The Center for Food Innovation, a nonprofit organization started at Oberlin College in 2020, wants Northeast Ohioans to eat more locally-grown produce. CFI aims to have 25 percent of the produce consumed in Northeast Ohio be produced in the area by 2026. According to Jeff Heinen, CEO of Heinen’s Grocery Store, about 70 percent of the store’s produce is sourced locally during the summer months. However, large purchasers that require consistent food volume year-round find it difficult to source from local farms.

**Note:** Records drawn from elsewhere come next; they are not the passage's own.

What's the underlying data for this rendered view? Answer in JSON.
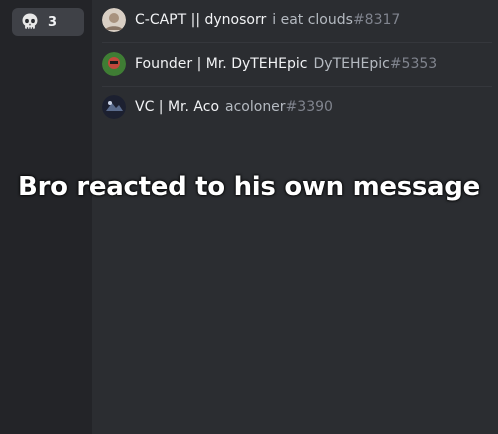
{
  "reaction": {
    "emoji_icon": "skull-icon",
    "count": "3"
  },
  "reactors": [
    {
      "display_name": "C-CAPT || dynosorr",
      "username": "i eat clouds",
      "discriminator": "#8317",
      "avatar_color": "#c9b7a6"
    },
    {
      "display_name": "Founder | Mr. DyTEHEpic",
      "username": "DyTEHEpic",
      "discriminator": "#5353",
      "avatar_color": "#4c8a3a"
    },
    {
      "display_name": "VC | Mr. Aco",
      "username": "acoloner",
      "discriminator": "#3390",
      "avatar_color": "#1e2230"
    }
  ],
  "caption": "Bro reacted to his own message",
  "colors": {
    "sidebar_bg": "#232428",
    "main_bg": "#2b2d31",
    "pill_bg": "#3f4147"
  }
}
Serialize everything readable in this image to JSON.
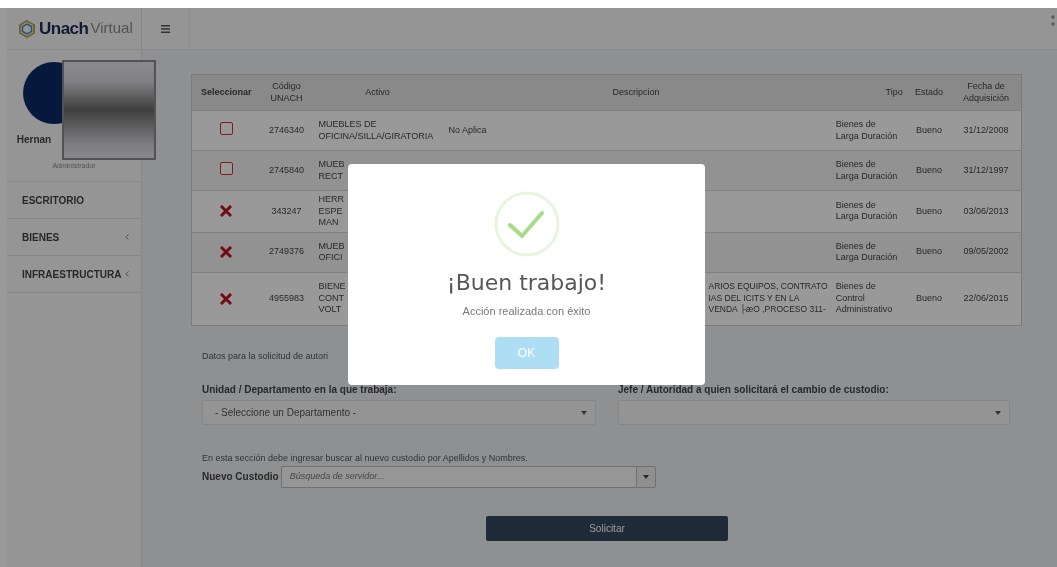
{
  "brand": {
    "bold": "Unach",
    "light": "Virtual"
  },
  "user": {
    "name_lines": [
      "Hernan"
    ],
    "role": "Administrador"
  },
  "sidebar": {
    "items": [
      {
        "label": "ESCRITORIO",
        "expandable": false
      },
      {
        "label": "BIENES",
        "expandable": true
      },
      {
        "label": "INFRAESTRUCTURA",
        "expandable": true
      }
    ]
  },
  "table": {
    "columns": [
      "Seleccionar",
      "Código UNACH",
      "Activo",
      "Descripcion",
      "Tipo",
      "Estado",
      "Fecha de Adquisición"
    ],
    "rows": [
      {
        "kind": "checkbox",
        "code": "2746340",
        "activo_lines": [
          "MUEBLES DE",
          "OFICINA/SILLA/GIRATORIA"
        ],
        "description_lines": [
          "No Aplica"
        ],
        "tipo": "Bienes de Larga Duración",
        "estado": "Bueno",
        "fecha": "31/12/2008"
      },
      {
        "kind": "checkbox",
        "code": "2745840",
        "activo_lines": [
          "MUEB",
          "RECT"
        ],
        "description_lines": [],
        "tipo": "Bienes de Larga Duración",
        "estado": "Bueno",
        "fecha": "31/12/1997"
      },
      {
        "kind": "blocked",
        "code": "343247",
        "activo_lines": [
          "HERR",
          "ESPE",
          "MAN"
        ],
        "description_lines": [],
        "tipo": "Bienes de Larga Duración",
        "estado": "Bueno",
        "fecha": "03/06/2013"
      },
      {
        "kind": "blocked",
        "code": "2749376",
        "activo_lines": [
          "MUEB",
          "OFICI"
        ],
        "description_lines": [],
        "tipo": "Bienes de Larga Duración",
        "estado": "Bueno",
        "fecha": "09/05/2002"
      },
      {
        "kind": "blocked",
        "code": "4955983",
        "activo_lines": [
          "BIENE",
          "CONT",
          "VOLT"
        ],
        "description_lines": [
          "ARIOS EQUIPOS, CONTRATO",
          "IAS DEL ICITS Y EN LA",
          "VENDA ├æO ,PROCESO 311-"
        ],
        "description_cut": true,
        "tipo": "Bienes de Control Administrativo",
        "estado": "Bueno",
        "fecha": "22/06/2015"
      }
    ]
  },
  "form": {
    "intro": "Datos para la solicitud de autori",
    "department_label": "Unidad / Departamento en la que trabaja:",
    "department_value": "- Seleccione un Departamento -",
    "boss_label": "Jefe / Autoridad a quien solicitará el cambio de custodio:",
    "custodian_hint": "En esta sección debe ingresar buscar al nuevo custodio por Apellidos y Nombres.",
    "custodian_label": "Nuevo Custodio",
    "custodian_placeholder": "Búsqueda de servidor...",
    "submit": "Solicitar"
  },
  "dialog": {
    "title": "¡Buen trabajo!",
    "message": "Acción realizada con éxito",
    "button": "OK"
  }
}
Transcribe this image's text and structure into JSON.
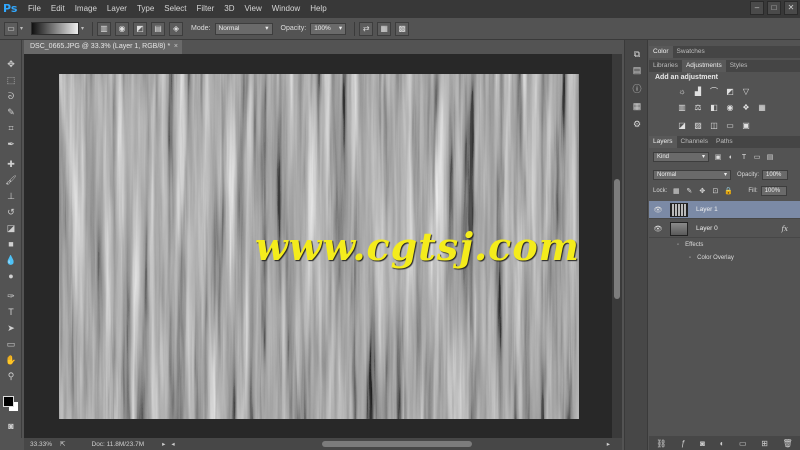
{
  "app": {
    "logo": "Ps",
    "menu": [
      "File",
      "Edit",
      "Image",
      "Layer",
      "Type",
      "Select",
      "Filter",
      "3D",
      "View",
      "Window",
      "Help"
    ],
    "window_controls": [
      "–",
      "□",
      "✕"
    ]
  },
  "options": {
    "mode_label": "Mode:",
    "mode_value": "Normal",
    "opacity_label": "Opacity:",
    "opacity_value": "100%"
  },
  "document": {
    "tab_title": "DSC_0665.JPG @ 33.3% (Layer 1, RGB/8) *",
    "tab_close": "×",
    "watermark": "www.cgtsj.com"
  },
  "status": {
    "zoom": "33.33%",
    "doc_info": "Doc: 11.8M/23.7M"
  },
  "panels": {
    "top_tabs": [
      "Color",
      "Swatches"
    ],
    "adj_tabs": [
      "Libraries",
      "Adjustments",
      "Styles"
    ],
    "adjust_heading": "Add an adjustment",
    "layer_tabs": [
      "Layers",
      "Channels",
      "Paths"
    ],
    "kind_filter": "Kind",
    "blend_mode": "Normal",
    "opacity_label": "Opacity:",
    "opacity_value": "100%",
    "lock_label": "Lock:",
    "fill_label": "Fill:",
    "fill_value": "100%"
  },
  "layers": [
    {
      "name": "Layer 1",
      "selected": true
    },
    {
      "name": "Layer 0",
      "selected": false,
      "fx": "fx"
    }
  ],
  "effects": {
    "group_label": "Effects",
    "items": [
      "Color Overlay"
    ]
  },
  "icons": {
    "toolbar": [
      "move-icon",
      "marquee-icon",
      "lasso-icon",
      "quick-select-icon",
      "crop-icon",
      "eyedropper-icon",
      "healing-icon",
      "brush-icon",
      "clone-stamp-icon",
      "history-brush-icon",
      "eraser-icon",
      "gradient-icon",
      "blur-icon",
      "dodge-icon",
      "pen-icon",
      "type-icon",
      "path-select-icon",
      "shape-icon",
      "hand-icon",
      "zoom-icon"
    ]
  }
}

Lisa Roberson, National Director of Wellness and Sustainability for Morrison Healthcare, spoke at a webinar titled “Getting Local — Why Do Groceries, Hospitals, Restaurants, and Others Want More Local Food?”

“[Seasonality] is a big barrier for us in purchasing [local] in many cases,” Roberson said. “If they had a year-round and consistent availability, [so] that you could actually meet distribution volumes that are the minimum requirements on a consistent basis … you could gain access to distribution in some markets that require larger volumes or more consistent volumes.”

To increase the availability of local produce year-round, CFI is a proponent of controlled-environment agriculture, which includes hydroponics, aeroponics, and vertical farming. According to a 2020 report by Oberlin Research Group titled “The Economic Potential of Vertical Agriculture in Northeast Ohio,” there are many viable properties for controlled-environment agriculture that have been zoned for agriculture or commercial use in our region, including abandoned malls and factories.